Doug’s devotional affinity for puppers traces back to his youth, when his religious-fanatic brother and violent father forced him to live in a dog kennel. Like Selina Kyle being nibbled into Catwoman by her alley cats, Doug’s origin story involves a nurturing puppy pile and a preternatural ability to communicate with the army of mutts who, hilariously, do his bidding like henchmen in a gangster movie.

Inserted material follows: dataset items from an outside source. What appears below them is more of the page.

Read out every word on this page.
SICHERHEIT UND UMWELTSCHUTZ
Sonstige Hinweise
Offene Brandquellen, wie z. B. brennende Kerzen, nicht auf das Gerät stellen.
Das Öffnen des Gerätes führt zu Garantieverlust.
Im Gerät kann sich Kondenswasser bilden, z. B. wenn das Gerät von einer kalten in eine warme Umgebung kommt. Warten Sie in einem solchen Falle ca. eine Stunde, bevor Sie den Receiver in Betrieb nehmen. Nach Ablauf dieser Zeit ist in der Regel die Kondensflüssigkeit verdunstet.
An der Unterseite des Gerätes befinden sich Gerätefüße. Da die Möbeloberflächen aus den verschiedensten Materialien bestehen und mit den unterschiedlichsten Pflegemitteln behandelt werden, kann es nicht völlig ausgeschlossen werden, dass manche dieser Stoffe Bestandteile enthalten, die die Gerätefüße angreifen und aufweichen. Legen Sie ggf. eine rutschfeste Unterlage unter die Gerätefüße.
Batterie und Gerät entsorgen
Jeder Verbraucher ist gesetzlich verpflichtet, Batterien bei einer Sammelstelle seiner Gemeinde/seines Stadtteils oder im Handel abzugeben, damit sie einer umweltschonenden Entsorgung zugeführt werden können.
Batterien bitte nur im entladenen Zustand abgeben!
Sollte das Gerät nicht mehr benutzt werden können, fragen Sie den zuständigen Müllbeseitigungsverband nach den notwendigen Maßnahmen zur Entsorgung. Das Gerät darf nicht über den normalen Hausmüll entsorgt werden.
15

The bullet that remains lodged in Doug’s spine courtesy of his father promises certain death if he takes too many steps, but it hasn’t stopped him from performing on weekends at a local drag cabaret, where he also does a mean Marlene Dietrich. And the pain isn’t nearly as acute as the agony that came when he discovered that the pretty drama teacher he crushed on in his youth didn’t love him back. Doug’s incel heartache and pallid, sweat-sheened makeup has gotten the film pegged as “‘Joker,’ but with dogs,” but did Todd Phillips’s best picture nominee have corgis, Dobermans, Chihuahuas and Jack Russell terriers setting lethal “Home Alone”-style booby traps, or hirsute sheepdogs camouflaged in the couch cushions? Jones, excellent as he imbues Doug with layers of gentle humanity, keeps the film afloat, but whenever Besson lets the dogs out, it’s those canine co-stars who steal the movie.

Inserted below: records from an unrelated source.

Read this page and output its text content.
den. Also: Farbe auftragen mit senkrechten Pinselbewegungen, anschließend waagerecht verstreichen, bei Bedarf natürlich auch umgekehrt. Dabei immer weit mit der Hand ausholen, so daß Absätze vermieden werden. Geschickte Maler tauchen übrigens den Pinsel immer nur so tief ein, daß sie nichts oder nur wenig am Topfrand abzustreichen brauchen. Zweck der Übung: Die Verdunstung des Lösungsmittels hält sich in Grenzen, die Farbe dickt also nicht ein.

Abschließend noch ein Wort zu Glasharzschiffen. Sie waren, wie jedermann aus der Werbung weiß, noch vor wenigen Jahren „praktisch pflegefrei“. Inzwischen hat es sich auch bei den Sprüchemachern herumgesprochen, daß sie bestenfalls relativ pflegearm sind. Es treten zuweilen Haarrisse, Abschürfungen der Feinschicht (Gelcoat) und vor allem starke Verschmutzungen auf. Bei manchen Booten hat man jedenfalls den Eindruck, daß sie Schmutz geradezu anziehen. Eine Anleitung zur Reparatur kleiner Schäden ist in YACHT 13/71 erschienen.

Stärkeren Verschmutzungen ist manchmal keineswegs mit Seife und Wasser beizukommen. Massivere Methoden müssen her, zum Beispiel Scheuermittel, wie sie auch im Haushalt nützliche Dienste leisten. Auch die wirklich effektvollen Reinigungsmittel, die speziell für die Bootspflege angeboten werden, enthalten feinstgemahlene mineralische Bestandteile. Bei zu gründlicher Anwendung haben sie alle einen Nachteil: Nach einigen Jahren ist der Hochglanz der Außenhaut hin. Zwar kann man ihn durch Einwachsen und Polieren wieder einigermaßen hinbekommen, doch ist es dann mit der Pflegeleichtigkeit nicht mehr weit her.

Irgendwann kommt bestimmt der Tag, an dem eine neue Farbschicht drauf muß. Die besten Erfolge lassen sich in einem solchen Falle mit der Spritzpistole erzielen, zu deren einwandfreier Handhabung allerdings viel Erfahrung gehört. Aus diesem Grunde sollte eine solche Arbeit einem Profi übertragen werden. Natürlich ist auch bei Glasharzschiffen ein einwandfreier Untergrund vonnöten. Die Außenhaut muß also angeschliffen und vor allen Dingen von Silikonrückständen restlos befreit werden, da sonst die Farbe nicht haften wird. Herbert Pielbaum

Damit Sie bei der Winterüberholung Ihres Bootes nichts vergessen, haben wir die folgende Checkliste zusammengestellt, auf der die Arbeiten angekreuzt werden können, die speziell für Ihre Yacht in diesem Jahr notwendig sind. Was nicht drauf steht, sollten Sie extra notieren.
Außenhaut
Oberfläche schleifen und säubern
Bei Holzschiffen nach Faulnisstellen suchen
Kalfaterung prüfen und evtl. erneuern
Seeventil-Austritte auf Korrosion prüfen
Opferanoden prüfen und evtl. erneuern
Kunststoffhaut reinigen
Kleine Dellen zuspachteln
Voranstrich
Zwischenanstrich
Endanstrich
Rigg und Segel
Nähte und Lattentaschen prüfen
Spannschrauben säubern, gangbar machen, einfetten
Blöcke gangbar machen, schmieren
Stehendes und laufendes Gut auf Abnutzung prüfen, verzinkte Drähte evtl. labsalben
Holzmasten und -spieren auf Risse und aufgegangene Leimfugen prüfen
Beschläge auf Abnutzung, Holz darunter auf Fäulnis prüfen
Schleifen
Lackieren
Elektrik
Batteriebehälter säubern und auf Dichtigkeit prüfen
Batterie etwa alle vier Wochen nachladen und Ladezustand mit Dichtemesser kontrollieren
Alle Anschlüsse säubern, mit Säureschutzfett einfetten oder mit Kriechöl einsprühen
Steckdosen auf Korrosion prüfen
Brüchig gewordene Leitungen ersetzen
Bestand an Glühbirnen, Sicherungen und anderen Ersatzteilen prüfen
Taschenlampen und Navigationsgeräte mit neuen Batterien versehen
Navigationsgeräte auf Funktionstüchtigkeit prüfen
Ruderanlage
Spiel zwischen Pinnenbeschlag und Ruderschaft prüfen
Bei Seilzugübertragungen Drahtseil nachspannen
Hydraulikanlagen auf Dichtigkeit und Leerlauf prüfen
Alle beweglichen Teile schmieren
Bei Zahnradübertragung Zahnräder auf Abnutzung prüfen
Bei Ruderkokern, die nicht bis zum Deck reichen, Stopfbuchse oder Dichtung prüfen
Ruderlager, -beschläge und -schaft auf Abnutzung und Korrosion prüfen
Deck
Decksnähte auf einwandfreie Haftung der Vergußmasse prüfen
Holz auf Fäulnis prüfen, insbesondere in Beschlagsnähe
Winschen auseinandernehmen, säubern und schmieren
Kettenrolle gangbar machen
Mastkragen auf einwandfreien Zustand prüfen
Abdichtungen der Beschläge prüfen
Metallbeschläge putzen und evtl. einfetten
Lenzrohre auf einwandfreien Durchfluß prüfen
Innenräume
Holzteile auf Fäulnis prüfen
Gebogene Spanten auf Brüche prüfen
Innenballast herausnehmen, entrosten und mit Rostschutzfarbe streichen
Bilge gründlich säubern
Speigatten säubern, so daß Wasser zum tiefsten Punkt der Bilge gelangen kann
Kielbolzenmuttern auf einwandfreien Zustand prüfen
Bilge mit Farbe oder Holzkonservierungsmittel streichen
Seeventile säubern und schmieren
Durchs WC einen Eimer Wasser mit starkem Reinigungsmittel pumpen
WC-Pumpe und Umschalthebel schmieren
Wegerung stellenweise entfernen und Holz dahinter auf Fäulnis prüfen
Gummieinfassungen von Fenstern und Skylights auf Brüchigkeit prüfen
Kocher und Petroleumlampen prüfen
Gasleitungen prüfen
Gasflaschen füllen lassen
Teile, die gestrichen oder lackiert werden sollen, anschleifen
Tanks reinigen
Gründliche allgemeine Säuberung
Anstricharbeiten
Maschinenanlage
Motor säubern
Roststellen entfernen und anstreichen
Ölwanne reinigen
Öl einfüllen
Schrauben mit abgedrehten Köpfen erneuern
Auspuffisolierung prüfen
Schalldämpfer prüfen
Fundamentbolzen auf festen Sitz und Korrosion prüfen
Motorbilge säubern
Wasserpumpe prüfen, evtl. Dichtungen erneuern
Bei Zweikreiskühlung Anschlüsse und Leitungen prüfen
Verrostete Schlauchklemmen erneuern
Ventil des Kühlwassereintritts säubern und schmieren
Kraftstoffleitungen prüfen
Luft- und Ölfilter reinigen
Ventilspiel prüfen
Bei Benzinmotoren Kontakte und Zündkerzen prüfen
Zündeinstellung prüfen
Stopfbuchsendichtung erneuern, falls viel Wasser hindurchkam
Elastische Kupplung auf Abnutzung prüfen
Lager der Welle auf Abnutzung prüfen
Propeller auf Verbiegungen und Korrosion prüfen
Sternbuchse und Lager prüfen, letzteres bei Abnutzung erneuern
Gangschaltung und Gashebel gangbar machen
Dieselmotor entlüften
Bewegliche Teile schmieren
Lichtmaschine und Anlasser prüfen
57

Writing and directing his first film since 2019’s assassin pic “Anna” (and since being cleared of rape charge in 2023), Besson gives viewers plenty of reasons to abandon ship. The queerness with which Doug is coded is never explored nor made explicit, and the script’s blunt stabs for meaning tend toward simplistic, ham-handed religious symbolism. (Did you realize, for example, that “dog” spelled backward is “God?” Don’t worry, the film makes a show of spelling it out.)

The divisive auteur of outré sci-fi and action best known for “The Fifth Element” and “Léon: The Professional” has a ball swinging for the fences, as when Doug dolls himself up like a mafia widow to send his Belgian Malinois chomping on a crime lord’s junk while an on-the-nose bistro cover of the “Godfather” theme blares on the soundtrack. Jones, a scene-stealer in supporting roles for years, gives a tour de force lead performance that toggles between unsettling, yearning and tender. Yet Besson doesn’t spare an ounce of nuance toward Doug’s disability, the stereotypical Latino gangsters he tangles with or the flirty, shifty insurance adjuster (Christopher Denham) whose last-minute introduction sends “Dogman” hurtling toward its guns-blazing conclusion.

Still, it’s the right kind of bonkers for the right kind of audience, a gaga genre hodgepodge that, not for nothing, taps Piaf’s “Non, je ne regrette rien” as its showstopping anthem and reminds us of a truism, of both cinema and life: adding a dog or two — or 60 — can make just about anything better.

R. At AMC Georgetown and Alamo Drafthouse. Contains violent content, language and brief drug use.